While many believe the solution to reducing employee thefts is through the implementation of the latest and greatest security technologies, a new study suggests that the solution to the problem could be much simpler – just pay the employees more.
The study, "Can Wages Buy Honesty? The Relationship between Relative Wages and Employee Theft," looked at cash shortage and inventory shrinkage in relation to wages paid using datasets from the convenience store industry and found that not only do higher wages lead to a reduction in shrink, but they also promote social norms that discourage employees from stealing.
Though this study only looked at convenient stores, Clara Xiaoling Chen, an assistant professor of accountancy at the University of Illinois at Urbana-Champaign, who co-authored the study with Tatiana Sandino of the University of Southern California, said that the results would be applicable to most retail environments.
"In our study we show that, for example, if you pay (employees) one more dollar for their hourly wage, you can recover about 40 percent of that one dollar from theft prevention," Chen explained. "And if you take into account other benefits, it’s probably going to be greater than the one dollar cost. For example, at a larger retailer, maybe the percentage of pay premium that can be recovered from theft prevention may be higher or lower and they just have to estimate the other benefits from a higher wage and see whether the benefits outweigh the costs."
Among the benefits that Chen and Sandino didn’t take into account included increased productivity, as well as lower turnover and training costs that result from higher wages. "If you paid them higher wages, they would probably make a greater effort to sell a product and they’re less likely to quit, they’re less likely to go to another store and that will reduce the training costs and hiring costs for example," she said.
Chen said that one of the most surprising findings from the study was the fact that property crime rates where stores were located had virtually no impact on cash shortage or inventory shrink. And while having multiple employees work the same shift did help reduce cash shortage at the stores examined in the study, it had the opposite impact when it came to inventory shrinkage.
"We normally think that if there are multiple employees in a store at the same time, they should monitor each other and it should lead to less dysfunctional behavior, but we found the opposite for employee shrinkage," Chen said. "Our conjecture is that for cash theft, there is a clear norm that stealing cash is wrong so there is stronger social sanction against cash theft. So when there are multiple employees in the same shift, it is less likely for one of them to steal cash from the register. There’s less sanction against inventory shrinkage. The morale matters a lot, so if you gave them higher wages and they feel grateful and they feel content, they’re more likely to monitor each other. But if you gave them a lower wage, they feel resentful and they then collude to steal beer, food or some smaller item from the employer."

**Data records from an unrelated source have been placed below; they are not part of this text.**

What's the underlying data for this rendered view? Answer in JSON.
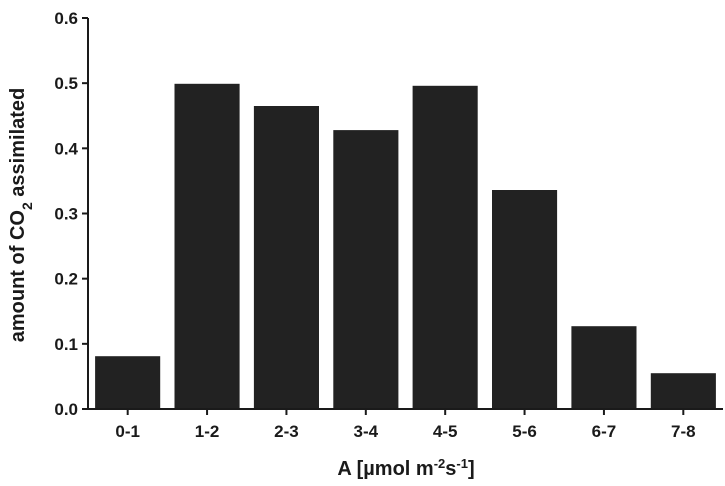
{
  "chart_data": {
    "type": "bar",
    "categories": [
      "0-1",
      "1-2",
      "2-3",
      "3-4",
      "4-5",
      "5-6",
      "6-7",
      "7-8"
    ],
    "values": [
      0.081,
      0.499,
      0.465,
      0.428,
      0.496,
      0.336,
      0.127,
      0.055
    ],
    "ylim": [
      0,
      0.6
    ],
    "yticks": [
      "0.0",
      "0.1",
      "0.2",
      "0.3",
      "0.4",
      "0.5",
      "0.6"
    ],
    "xlabel": {
      "prefix": "A [µmol m",
      "sup1": "-2",
      "mid": "s",
      "sup2": "-1",
      "suffix": "]"
    },
    "ylabel": {
      "prefix": "amount of CO",
      "sub": "2",
      "suffix": " assimilated"
    },
    "grid": false,
    "colors": {
      "bar": "#222222",
      "axis": "#1a1a1a"
    }
  }
}
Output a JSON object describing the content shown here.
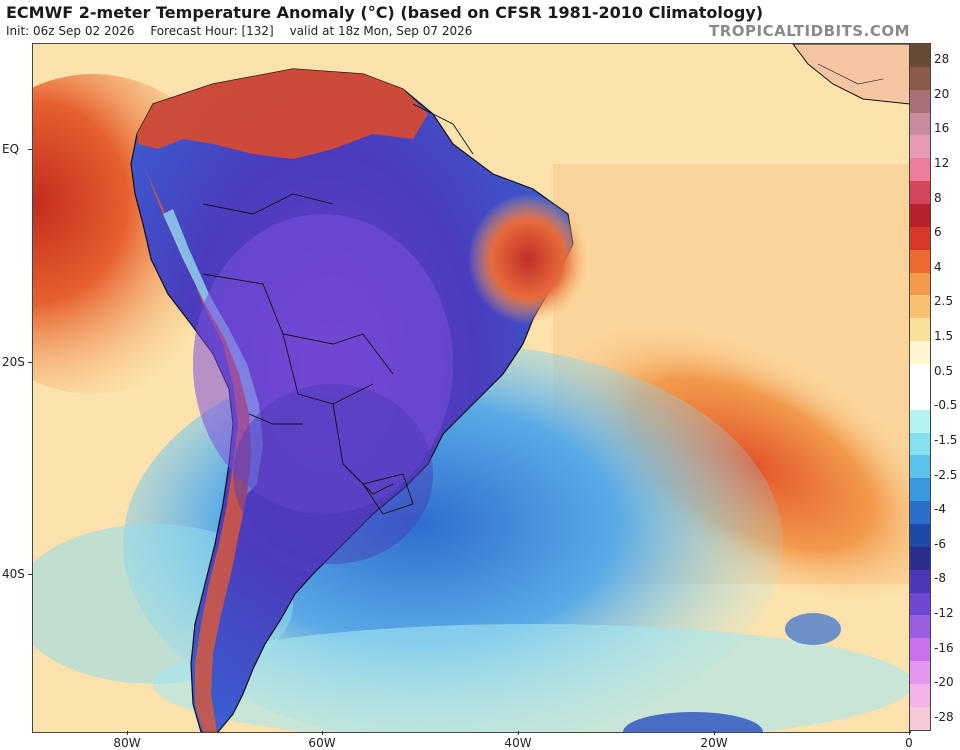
{
  "header": {
    "title": "ECMWF 2-meter Temperature Anomaly (°C) (based on CFSR 1981-2010 Climatology)",
    "init": "Init: 06z Sep 02 2026",
    "forecast_hour": "Forecast Hour: [132]",
    "valid": "valid at 18z Mon, Sep 07 2026",
    "brand": "TROPICALTIDBITS.COM"
  },
  "axes": {
    "lat_labels": [
      "EQ",
      "20S",
      "40S"
    ],
    "lon_labels": [
      "80W",
      "60W",
      "40W",
      "20W",
      "0"
    ]
  },
  "colorbar": {
    "labels": [
      "28",
      "20",
      "16",
      "12",
      "8",
      "6",
      "4",
      "2.5",
      "1.5",
      "0.5",
      "-0.5",
      "-1.5",
      "-2.5",
      "-4",
      "-6",
      "-8",
      "-12",
      "-16",
      "-20",
      "-28"
    ],
    "colors": [
      "#6b4a35",
      "#8a5a4a",
      "#a9707a",
      "#c98aa0",
      "#e79ab5",
      "#ee7d99",
      "#d2455c",
      "#b8202c",
      "#d8382a",
      "#ec6a2e",
      "#f49a4a",
      "#f8c070",
      "#fbe09a",
      "#fff5d0",
      "#ffffff",
      "#ffffff",
      "#b5f3f2",
      "#86e0ef",
      "#5ac2ec",
      "#3a98e0",
      "#2a6fca",
      "#1d4aa8",
      "#2a2d8c",
      "#4d38b8",
      "#6f48d2",
      "#9b5ee0",
      "#c872ee",
      "#e596f0",
      "#f0b2e8",
      "#f5c9d8"
    ]
  },
  "colors": {
    "ocean_warm": "#fde8b4",
    "land_cold": "#6c4bd8",
    "land_deep_cold": "#4b3cc4",
    "ocean_cold": "#7ad2ee",
    "ocean_deep_cold": "#3f7fd6",
    "warm_anomaly": "#e2522b",
    "border_color": "#111111"
  }
}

Security cameras may also not be of much help in curbing employee theft, according to Chen. "Surveillance cameras do not help because employees that are experienced, they can circumvent, they know where to steal so that it will not be caught by the cameras," she added
The main takeaway from the study, according to Chen, is that retailers should look at boosting their loss prevention efforts through wages and other forms of employee recognition.